This weeks lesson : frustration

This last week has been a lesson in frustration – changing requirements, dependency on offshore decision-makers, flakey debugging environments and forgotten code constraints.

These things have always lit a fire under my calm exterior and left me wanting to scream, throw the laptop out of the window and snap at all my colleagues who only want to help. This week was different and it’s a strange (and wonderful) new world.

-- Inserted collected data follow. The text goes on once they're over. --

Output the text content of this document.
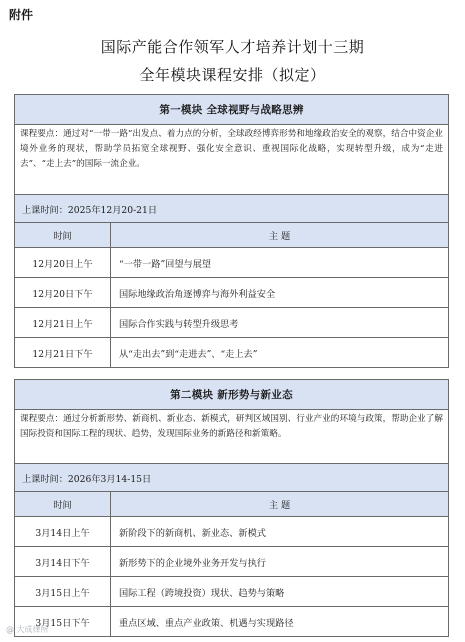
附件
国际产能合作领军人才培养计划十三期
全年模块课程安排（拟定）
第一模块 全球视野与战略思辨	
课程要点：通过对“一带一路”出发点、着力点的分析，全球政经博弈形势和地缘政治安全的观察，结合中资企业境外业务的现状，帮助学员拓宽全球视野、强化安全意识、重视国际化战略，实现转型升级，成为“走进去”、“走上去”的国际一流企业。	
上课时间：2025年12月20-21日	
时间	主 题
12月20日上午	“一带一路”回望与展望
12月20日下午	国际地缘政治角逐博弈与海外利益安全
12月21日上午	国际合作实践与转型升级思考
12月21日下午	从“走出去”到“走进去”、“走上去”
第二模块 新形势与新业态	
课程要点：通过分析新形势、新商机、新业态、新模式，研判区域国别、行业产业的环境与政策，帮助企业了解国际投资和国际工程的现状、趋势，发现国际业务的新路径和新策略。	
上课时间：2026年3月14-15日	
时间	主 题
3月14日上午	新阶段下的新商机、新业态、新模式
3月14日下午	新形势下的企业境外业务开发与执行
3月15日上午	国际工程（跨境投资）现状、趋势与策略
3月15日下午	重点区域、重点产业政策、机遇与实现路径
@ 大成律所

One, frustration does not have to mean anger. I can throw all the teddies out of the cot I want but it won’t get me anywhere; I’ll lose all the critical thinking capability and mental space that are key to getting me (and the code) out of this mess.
New solution? Breathe, go get a cup of tea

Two, is it really really true?
Have I just flipped my lid over a simple mis-spelt command or a missing semicolon? am I debugging a different site?
New solution? Go over everything again as if for the first time, with a sounding board if possible – even if it’s your very own blue elephpant or the family cat.

Three, how can I possibly be wrong?
It is very rare that one person will know (or remember) absolutely everything about every system. It might not be the code that is wrong but the whole approach. I once spent a whole day using the right code in a scenario where would never work due to user permissions.
New solution? After the second check, question your assumptions. If ego is getting in the way of your job, you will not leave on time today.

Four, keep focus
When I panic it’s easy to feel overwhelmed by everything that has to be done and to take on things that aren’t really my remit like chasing decisions and requirement detail.
New solution? Remember who else I’m working with and what their strengths are. Everyone is likely to share the dream of getting the solution out of the door, they all have their best skills to hand to do their bit.

Five, accept help
I’ve always been able to admit I was wrong or how much I didn’t know (it’s the only way to learn). I’ve also always be able to ask for help but rubbish at accepting it. Following instructions when I’m already stressed and impatient was a nightmare and working at a different pace to my own always made things worse.
New solution? Be honest! Appreciate value in others and assume different is better until you yourself have proven otherwise. When it comes to peer programming, practice is the only way to learn.

When all else fails, go old school
Sometimes to get a job done you have to go back to first principles – var_dump() and die() may not be pretty but if they mean the difference between launching on time and beating your head bloody on a bit of code, don’t dismiss ’em.

When the day is over, go home and enjoy doing something else.